September 13, 2015: Letting Go For New Life


Sermon
The Rev. Dr. C. Steven Teague, Rector
Sixteenth Sunday after Pentecost

Today in the church’s liturgical calendar is Festival Sunday – at least at St. Paul’s. Liturgically, summer is done. School’s started. Sheep that take off for the summer are returning. We welcome the Milwaukee Children’s Choir, leaders, staff and families, and other guests this joyous day. And all are invited to the festive garden reception. Your only cost – you have to listen to my sermon.

Some years ago, noted theologians and pastors wrote essays for a national a clergy journal “How My Mind Has Changed.” Over time, our minds and faith change. So does the church. Over the years, I’ve had many opportunities to be wrong, and I often took them. Some recalculations of my positions are self-imposed; others are forced. After seminary, I figured God wanted me to change the world. Lack of support for my efforts forced me to change my mind. I was puzzled. After all, I had a Masters’ degree in religion. Something must be wrong with them. I begin to learn I must get over myself. Festive – I would not have used that word at the time. Now I sense even in tough times, to know God is with us is cause to celebrate.

That may be what Jesus has in mind when he tells Peter off: “Son, you better get over yourself,” well something like that. Peter’s going to have to change his mind and heart – get over himself, to recognize God is in Jesus. And that’s just half the story. Jesus also says, “If you want to ride with me – here’s where you sit. I’m driving. You’re not. You’ve got to die to yourself, to illusions about the world, your ego, your false gods, your plans so you can be open to God’s. Only when you lose your life and wrong attachments – you’ll save your life.”

Have you noticed the mainline church in North America is unraveling? We’ve been trying to save our ecclesial life for decades, and we’re still dying. New tactics and strategies, programs and approaches, and church growth gurus promise to fix the church. We’ve evolved through being missional, organic, seeker sensitive. Some churches try “happy-clappy” music and “with it” worship. We reorganize, re-emphasize and then downsize. I tried many ways to re-vitalize church. It’s tough. Many churches and good Christian people remain in denial, burying their heads in the sand, praying people will join if they try harder to do what’s not working. Let’s admit it – it’s not. All that changes is a rise in collective anxiety. I suspect many churches will close within the next decade.

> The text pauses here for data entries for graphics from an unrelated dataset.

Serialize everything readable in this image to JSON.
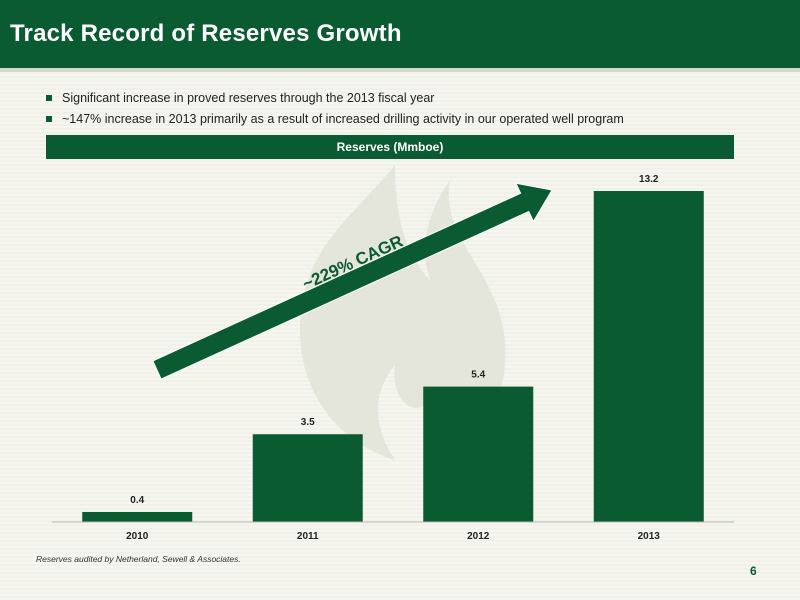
{
  "header": {
    "title": "Track Record of Reserves Growth"
  },
  "bullets": [
    "Significant increase in proved reserves through the 2013 fiscal year",
    "~147% increase in 2013 primarily as a result of increased drilling activity in our operated well program"
  ],
  "chart_data": {
    "type": "bar",
    "title": "Reserves (Mmboe)",
    "categories": [
      "2010",
      "2011",
      "2012",
      "2013"
    ],
    "values": [
      0.4,
      3.5,
      5.4,
      13.2
    ],
    "data_labels": [
      "0.4",
      "3.5",
      "5.4",
      "13.2"
    ],
    "ylim": [
      0,
      13.2
    ],
    "grid": false,
    "legend": "none",
    "annotation": "~229% CAGR",
    "bar_color": "#0a5a32",
    "arrow_color": "#0a5a32"
  },
  "footnote": "Reserves audited by Netherland, Sewell & Associates.",
  "page_number": "6"
}
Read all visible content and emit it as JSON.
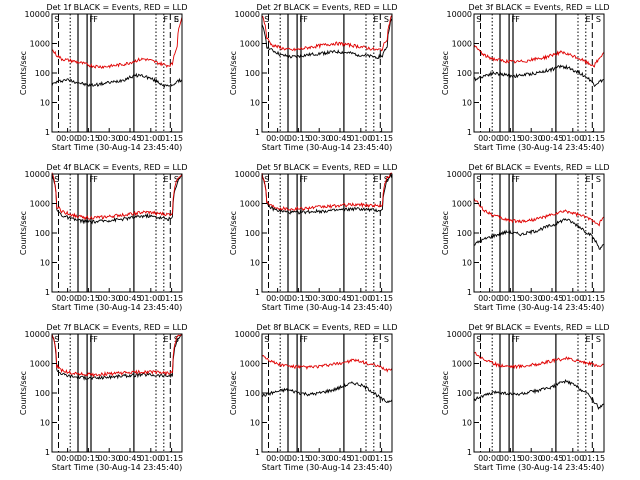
{
  "chart_data": [
    {
      "type": "line",
      "title": "Det 1f BLACK = Events, RED = LLD",
      "xlabel": "Start Time (30-Aug-14 23:45:40)",
      "ylabel": "Counts/sec",
      "y_scale": "log",
      "ylim": [
        1,
        10000
      ],
      "x_ticks": [
        "00:00",
        "00:15",
        "00:30",
        "00:45",
        "01:00",
        "01:15"
      ],
      "y_ticks": [
        "1",
        "10",
        "100",
        "1000",
        "10000"
      ],
      "markers": [
        "S",
        "F",
        "F",
        "F",
        "E",
        "S"
      ],
      "series": [
        {
          "name": "Events",
          "color": "#000000",
          "values": [
            40,
            50,
            55,
            60,
            55,
            50,
            45,
            40,
            38,
            40,
            42,
            45,
            48,
            50,
            55,
            60,
            70,
            80,
            85,
            80,
            70,
            60,
            50,
            40,
            35,
            40,
            50,
            60
          ]
        },
        {
          "name": "LLD",
          "color": "#e00000",
          "values": [
            600,
            400,
            300,
            280,
            260,
            240,
            220,
            200,
            180,
            170,
            165,
            165,
            170,
            180,
            190,
            200,
            220,
            250,
            280,
            300,
            280,
            250,
            220,
            200,
            180,
            200,
            800,
            8000
          ]
        }
      ]
    },
    {
      "type": "line",
      "title": "Det 2f BLACK = Events, RED = LLD",
      "xlabel": "Start Time (30-Aug-14 23:45:40)",
      "ylabel": "Counts/sec",
      "y_scale": "log",
      "ylim": [
        1,
        10000
      ],
      "x_ticks": [
        "00:00",
        "00:15",
        "00:30",
        "00:45",
        "01:00",
        "01:15"
      ],
      "y_ticks": [
        "1",
        "10",
        "100",
        "1000",
        "10000"
      ],
      "markers": [
        "S",
        "F",
        "F",
        "E",
        "S"
      ],
      "series": [
        {
          "name": "Events",
          "color": "#000000",
          "values": [
            4000,
            800,
            600,
            500,
            400,
            380,
            350,
            360,
            380,
            400,
            420,
            440,
            460,
            480,
            500,
            520,
            520,
            500,
            480,
            450,
            420,
            400,
            380,
            360,
            350,
            380,
            800,
            7000
          ]
        },
        {
          "name": "LLD",
          "color": "#e00000",
          "values": [
            9000,
            1500,
            900,
            800,
            700,
            650,
            600,
            620,
            650,
            700,
            750,
            800,
            850,
            900,
            950,
            1000,
            1000,
            950,
            900,
            850,
            800,
            750,
            700,
            650,
            600,
            650,
            1500,
            9000
          ]
        }
      ]
    },
    {
      "type": "line",
      "title": "Det 3f BLACK = Events, RED = LLD",
      "xlabel": "Start Time (30-Aug-14 23:45:40)",
      "ylabel": "Counts/sec",
      "y_scale": "log",
      "ylim": [
        1,
        10000
      ],
      "x_ticks": [
        "00:00",
        "00:15",
        "00:30",
        "00:45",
        "01:00",
        "01:15"
      ],
      "y_ticks": [
        "1",
        "10",
        "100",
        "1000",
        "10000"
      ],
      "markers": [
        "S",
        "F",
        "F",
        "E",
        "S"
      ],
      "series": [
        {
          "name": "Events",
          "color": "#000000",
          "values": [
            60,
            70,
            80,
            90,
            100,
            95,
            90,
            85,
            80,
            80,
            85,
            90,
            95,
            100,
            110,
            120,
            130,
            150,
            170,
            160,
            140,
            120,
            100,
            80,
            60,
            40,
            50,
            60
          ]
        },
        {
          "name": "LLD",
          "color": "#e00000",
          "values": [
            800,
            600,
            400,
            350,
            300,
            280,
            260,
            250,
            240,
            240,
            250,
            260,
            280,
            300,
            320,
            350,
            400,
            450,
            500,
            450,
            400,
            350,
            300,
            250,
            200,
            180,
            300,
            500
          ]
        }
      ]
    },
    {
      "type": "line",
      "title": "Det 4f BLACK = Events, RED = LLD",
      "xlabel": "Start Time (30-Aug-14 23:45:40)",
      "ylabel": "Counts/sec",
      "y_scale": "log",
      "ylim": [
        1,
        10000
      ],
      "x_ticks": [
        "00:00",
        "00:15",
        "00:30",
        "00:45",
        "01:00",
        "01:15"
      ],
      "y_ticks": [
        "1",
        "10",
        "100",
        "1000",
        "10000"
      ],
      "markers": [
        "S",
        "F",
        "F",
        "E",
        "S"
      ],
      "series": [
        {
          "name": "Events",
          "color": "#000000",
          "values": [
            10000,
            600,
            400,
            350,
            300,
            280,
            260,
            250,
            240,
            240,
            250,
            260,
            270,
            280,
            290,
            300,
            320,
            340,
            360,
            380,
            380,
            360,
            340,
            320,
            300,
            320,
            5000,
            10000
          ]
        },
        {
          "name": "LLD",
          "color": "#e00000",
          "values": [
            10000,
            800,
            550,
            480,
            420,
            380,
            350,
            340,
            330,
            330,
            340,
            350,
            360,
            380,
            400,
            420,
            440,
            460,
            480,
            500,
            500,
            480,
            460,
            440,
            420,
            450,
            7000,
            10000
          ]
        }
      ]
    },
    {
      "type": "line",
      "title": "Det 5f BLACK = Events, RED = LLD",
      "xlabel": "Start Time (30-Aug-14 23:45:40)",
      "ylabel": "Counts/sec",
      "y_scale": "log",
      "ylim": [
        1,
        10000
      ],
      "x_ticks": [
        "00:00",
        "00:15",
        "00:30",
        "00:45",
        "01:00",
        "01:15"
      ],
      "y_ticks": [
        "1",
        "10",
        "100",
        "1000",
        "10000"
      ],
      "markers": [
        "S",
        "F",
        "F",
        "E",
        "S"
      ],
      "series": [
        {
          "name": "Events",
          "color": "#000000",
          "values": [
            10000,
            900,
            700,
            600,
            550,
            520,
            500,
            500,
            510,
            520,
            530,
            540,
            550,
            560,
            570,
            580,
            600,
            620,
            640,
            660,
            660,
            640,
            620,
            600,
            580,
            600,
            6000,
            10000
          ]
        },
        {
          "name": "LLD",
          "color": "#e00000",
          "values": [
            10000,
            1100,
            850,
            750,
            700,
            680,
            650,
            660,
            680,
            700,
            720,
            740,
            760,
            780,
            800,
            820,
            850,
            880,
            900,
            920,
            920,
            900,
            880,
            860,
            840,
            860,
            8000,
            10000
          ]
        }
      ]
    },
    {
      "type": "line",
      "title": "Det 6f BLACK = Events, RED = LLD",
      "xlabel": "Start Time (30-Aug-14 23:45:40)",
      "ylabel": "Counts/sec",
      "y_scale": "log",
      "ylim": [
        1,
        10000
      ],
      "x_ticks": [
        "00:00",
        "00:15",
        "00:30",
        "00:45",
        "01:00",
        "01:15"
      ],
      "y_ticks": [
        "1",
        "10",
        "100",
        "1000",
        "10000"
      ],
      "markers": [
        "S",
        "F",
        "F",
        "E",
        "S"
      ],
      "series": [
        {
          "name": "Events",
          "color": "#000000",
          "values": [
            40,
            50,
            60,
            70,
            80,
            90,
            100,
            110,
            100,
            95,
            90,
            100,
            110,
            120,
            140,
            160,
            180,
            200,
            250,
            300,
            250,
            200,
            160,
            120,
            90,
            60,
            30,
            40
          ]
        },
        {
          "name": "LLD",
          "color": "#e00000",
          "values": [
            1500,
            900,
            600,
            500,
            400,
            350,
            300,
            280,
            260,
            250,
            250,
            260,
            280,
            300,
            330,
            360,
            400,
            450,
            500,
            550,
            500,
            450,
            400,
            350,
            300,
            250,
            200,
            350
          ]
        }
      ]
    },
    {
      "type": "line",
      "title": "Det 7f BLACK = Events, RED = LLD",
      "xlabel": "Start Time (30-Aug-14 23:45:40)",
      "ylabel": "Counts/sec",
      "y_scale": "log",
      "ylim": [
        1,
        10000
      ],
      "x_ticks": [
        "00:00",
        "00:15",
        "00:30",
        "00:45",
        "01:00",
        "01:15"
      ],
      "y_ticks": [
        "1",
        "10",
        "100",
        "1000",
        "10000"
      ],
      "markers": [
        "S",
        "F",
        "F",
        "E",
        "S"
      ],
      "series": [
        {
          "name": "Events",
          "color": "#000000",
          "values": [
            10000,
            600,
            450,
            400,
            370,
            350,
            340,
            330,
            320,
            320,
            330,
            340,
            350,
            360,
            370,
            380,
            390,
            400,
            410,
            420,
            420,
            410,
            400,
            390,
            380,
            400,
            6000,
            10000
          ]
        },
        {
          "name": "LLD",
          "color": "#e00000",
          "values": [
            10000,
            800,
            600,
            520,
            480,
            460,
            440,
            430,
            420,
            420,
            430,
            440,
            450,
            460,
            470,
            480,
            490,
            500,
            510,
            520,
            520,
            510,
            500,
            490,
            480,
            500,
            8000,
            10000
          ]
        }
      ]
    },
    {
      "type": "line",
      "title": "Det 8f BLACK = Events, RED = LLD",
      "xlabel": "Start Time (30-Aug-14 23:45:40)",
      "ylabel": "Counts/sec",
      "y_scale": "log",
      "ylim": [
        1,
        10000
      ],
      "x_ticks": [
        "00:00",
        "00:15",
        "00:30",
        "00:45",
        "01:00",
        "01:15"
      ],
      "y_ticks": [
        "1",
        "10",
        "100",
        "1000",
        "10000"
      ],
      "markers": [
        "S",
        "F",
        "F",
        "E",
        "S"
      ],
      "series": [
        {
          "name": "Events",
          "color": "#000000",
          "values": [
            80,
            90,
            100,
            110,
            120,
            130,
            120,
            110,
            100,
            95,
            90,
            95,
            100,
            110,
            120,
            130,
            150,
            170,
            200,
            220,
            200,
            170,
            140,
            110,
            80,
            60,
            50,
            60
          ]
        },
        {
          "name": "LLD",
          "color": "#e00000",
          "values": [
            2000,
            1500,
            1200,
            1000,
            900,
            850,
            800,
            780,
            760,
            750,
            760,
            780,
            800,
            850,
            900,
            950,
            1000,
            1100,
            1200,
            1300,
            1200,
            1100,
            1000,
            900,
            800,
            700,
            600,
            700
          ]
        }
      ]
    },
    {
      "type": "line",
      "title": "Det 9f BLACK = Events, RED = LLD",
      "xlabel": "Start Time (30-Aug-14 23:45:40)",
      "ylabel": "Counts/sec",
      "y_scale": "log",
      "ylim": [
        1,
        10000
      ],
      "x_ticks": [
        "00:00",
        "00:15",
        "00:30",
        "00:45",
        "01:00",
        "01:15"
      ],
      "y_ticks": [
        "1",
        "10",
        "100",
        "1000",
        "10000"
      ],
      "markers": [
        "S",
        "F",
        "F",
        "E",
        "S"
      ],
      "series": [
        {
          "name": "Events",
          "color": "#000000",
          "values": [
            60,
            70,
            80,
            90,
            100,
            110,
            100,
            95,
            90,
            90,
            95,
            100,
            110,
            120,
            130,
            140,
            160,
            180,
            220,
            250,
            220,
            180,
            140,
            110,
            80,
            50,
            30,
            40
          ]
        },
        {
          "name": "LLD",
          "color": "#e00000",
          "values": [
            2500,
            1800,
            1400,
            1200,
            1000,
            900,
            850,
            820,
            800,
            800,
            820,
            850,
            900,
            950,
            1000,
            1100,
            1200,
            1300,
            1400,
            1500,
            1400,
            1300,
            1200,
            1100,
            1000,
            900,
            800,
            900
          ]
        }
      ]
    }
  ]
}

Some have come to believe the church is done. I don’t. I have great hope and confidence about our future. Here’s why. I keep telling you we are not in control of our lives – God is. That applies to the church as well. You’d think after running into the same wall time after time, I’d learn. I am letting go of trying to fix the church.

Instead I believe God is calling and has been calling us to new places. To get there, we’ll have to let go of ourselves – die to what we anxiously hold onto from the past – to be able to find where God is, and join God there – in the world.

Ever since the Garden of Eden, God has been snatching victory from the jaws of defeat. God’s people have been saying – “In God We Trust,” but not as much as we trust our new technologies, social media, innovations, Facebook and breakthroughs, I suspect. I am for all these. They make life better in many ways. Social media is the printing press of our day. It can help us communicate the gospel to many who won’t enter a church. But it’s a tool. It won’t save the church, nor will programs and strategies. God is in the saving business. We discern where God is working in the world and join God out there.

Our first task is to let go of our denial and the past. People are no longer busting down the church doors to join – you notice? They’re looking for God all right – but not in here. So we go where God is – in this neighborhood around the church – in your neighborhoods, in one another. For them Jesus is still a compelling figure, often in spite us. They find hope and meaning in Jesus. They look to see if we do, too, in our values and by how we live what we say we stand for. They believe Jesus really does forgive them, loves and welcomes everyone, the poor, the sinners, and even those who cling to the wrong things. They long for authentic relationships rather than irrelevant rules, for grace not judgmental-ism. Jesus offers the way they believe gives purpose to life. The church needs to get over itself to be with these people where God is. That gives life – when we connect where God is – in people we are yet to meet.

I invite any who wishes to explore this with me to join me – in reading a bit, talking, listening and discerning to discover what God is up to now. We may discover God is actually stirring in people we’d never consider. It’s risky. But God never calls us to be a chapel of ease. God is out there fixing the world – with or without us. Will this work? I don’t know. God doesn’t need a lot. God has been taking a few loaves and fishes, and – you know the story. God uses a cross, nails, death, ordinary disciples, whose greatest gift seemed to be messing up. And with such pathetic resources – well, here we are today. I am confident if we risk going to where people are – not to fix them, but to listen and love them, we’ll find God waiting. After all folks, what can we really lose? And if we die trying – at least we are faithful. You know Jesus said something about that, too. He’s more into faithfulness than success. To me, that is what’s festive this day. God sets a feast of persistent love for this world. Anyone interested to taste and see?